Boardman retired from professional cycling in 2000 but made a comeback in 2007 where he won gold for England at the Beijing Olympics for the team pursuit event.
He continued to lead campaigns for safe cycling including his work as the policy advisor for British Cycling or his popular BBC series The Big Family Cycle Challenge.
Boardman is also credited with revolutionizing bicycle design with his invention of the aerodynamic “superbike” which he invented after winning gold at 1992 Olympics in Barcelona, Spain.
Chris Boardman and the Olympics
Chris Boardman was known for being a champion cyclist, but his work was not limited to cycling.

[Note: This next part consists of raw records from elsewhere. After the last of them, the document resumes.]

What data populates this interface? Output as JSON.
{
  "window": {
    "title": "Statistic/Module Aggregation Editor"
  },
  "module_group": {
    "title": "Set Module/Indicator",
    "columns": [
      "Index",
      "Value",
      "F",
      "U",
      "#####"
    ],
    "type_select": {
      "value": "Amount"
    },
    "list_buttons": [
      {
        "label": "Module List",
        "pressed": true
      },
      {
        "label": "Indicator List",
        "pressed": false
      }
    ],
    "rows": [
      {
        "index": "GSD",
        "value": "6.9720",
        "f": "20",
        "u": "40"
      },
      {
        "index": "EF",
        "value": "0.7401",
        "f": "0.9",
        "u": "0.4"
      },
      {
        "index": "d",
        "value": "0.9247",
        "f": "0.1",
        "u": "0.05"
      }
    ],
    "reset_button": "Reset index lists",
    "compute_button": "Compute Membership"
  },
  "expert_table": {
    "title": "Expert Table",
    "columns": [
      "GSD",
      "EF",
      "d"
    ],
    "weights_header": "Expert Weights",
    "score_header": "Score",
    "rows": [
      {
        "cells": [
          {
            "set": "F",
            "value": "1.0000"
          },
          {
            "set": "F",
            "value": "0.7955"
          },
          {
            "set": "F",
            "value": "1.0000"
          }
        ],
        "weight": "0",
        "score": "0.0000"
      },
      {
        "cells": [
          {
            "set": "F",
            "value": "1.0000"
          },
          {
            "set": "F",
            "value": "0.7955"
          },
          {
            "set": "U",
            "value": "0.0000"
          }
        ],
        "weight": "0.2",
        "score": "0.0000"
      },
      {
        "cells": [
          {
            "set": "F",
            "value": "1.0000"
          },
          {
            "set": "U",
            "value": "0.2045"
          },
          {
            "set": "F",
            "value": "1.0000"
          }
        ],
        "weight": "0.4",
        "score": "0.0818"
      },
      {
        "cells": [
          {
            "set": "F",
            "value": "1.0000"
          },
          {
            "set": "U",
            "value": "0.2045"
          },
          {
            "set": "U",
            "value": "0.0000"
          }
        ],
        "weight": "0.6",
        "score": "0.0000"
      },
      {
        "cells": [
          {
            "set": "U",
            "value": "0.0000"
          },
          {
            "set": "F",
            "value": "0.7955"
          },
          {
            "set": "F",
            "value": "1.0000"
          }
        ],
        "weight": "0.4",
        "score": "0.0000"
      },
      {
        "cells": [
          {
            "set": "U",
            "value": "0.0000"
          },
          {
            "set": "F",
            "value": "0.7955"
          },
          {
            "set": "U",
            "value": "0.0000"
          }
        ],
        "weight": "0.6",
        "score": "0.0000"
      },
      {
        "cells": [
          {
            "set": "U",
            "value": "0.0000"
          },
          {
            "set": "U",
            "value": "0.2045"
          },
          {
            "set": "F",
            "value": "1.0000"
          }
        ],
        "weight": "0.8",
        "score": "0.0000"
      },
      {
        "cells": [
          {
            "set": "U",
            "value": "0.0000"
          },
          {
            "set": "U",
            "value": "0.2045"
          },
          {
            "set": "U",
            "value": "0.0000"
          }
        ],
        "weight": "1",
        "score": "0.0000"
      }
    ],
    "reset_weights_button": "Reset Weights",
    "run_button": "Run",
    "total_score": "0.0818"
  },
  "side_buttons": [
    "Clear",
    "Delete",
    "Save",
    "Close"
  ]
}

Boardman also won gold at the 2008 Olympics in Beijing in the team pursuit event and helped innovate new ways of designing bikes with his invention of “superbikes” which were aerodynamic.
Boardman took up cycling when he was 12 years old after being inspired by watching Tom Simpson, who died while trying to break the world hour record on an Italian bicycle called a Pantarazzo in 1967. Boardman went on to win Olympic Gold twice, once at 1992 Olympics in Barcelona, Spain, and then again four years later at the 1996 Olympics in Atlanta, Georgia.
Boardman would continue to compete until 1998 where he retired from professional racing due to injury and was then appointed as policy advisor for British Cycling before coming out of retirement ten years later when he won gold for England at the Beijing Olympics for the team pursuit event.
Chris Boardman and Designing Bikes
Boardman was known for his ability to innovate in cycling. As a cyclist, Boardman pushed the boundaries of what was possible and as a designer, he has done the same. Boardman invented the famous aero-bike and more recently he led development of the world’s first ever bike that lights up when it moves.
Boardman was also an author where he wrote on various topics from cycling to design or innovation and brought those topics to life with his knowledge and experience. He is the author of How Cycling Can Save The World, which is available on Amazon.
Chris Boardman had a complicated relationship with the Olympics. He eventually came to the conclusion that he had made a mistake and that he should have competed in the Games. After the 2000 Games, Boardman turned his attention to cycling and other design projects. In 2007, Boardman was awarded the prestigious Royal Designer of Industry award, joining past recipients such as Zaha Hadid and Issey Miyake.
The most revealing quote from his acceptance speech was when Boardman said to his son, "I hope you never have to make a decision like this." Chris Boardman died on May 11th, 2016 at his home in Greater Manchester. He had suffered a cardiac arrest and passed away with his family by his side.
Chris Boardman's Legacy: Chris Boardman is remembered as one of the most influential bike designers of all time and for his life-long dedication to cycling. His death has left a hole in the cycling world.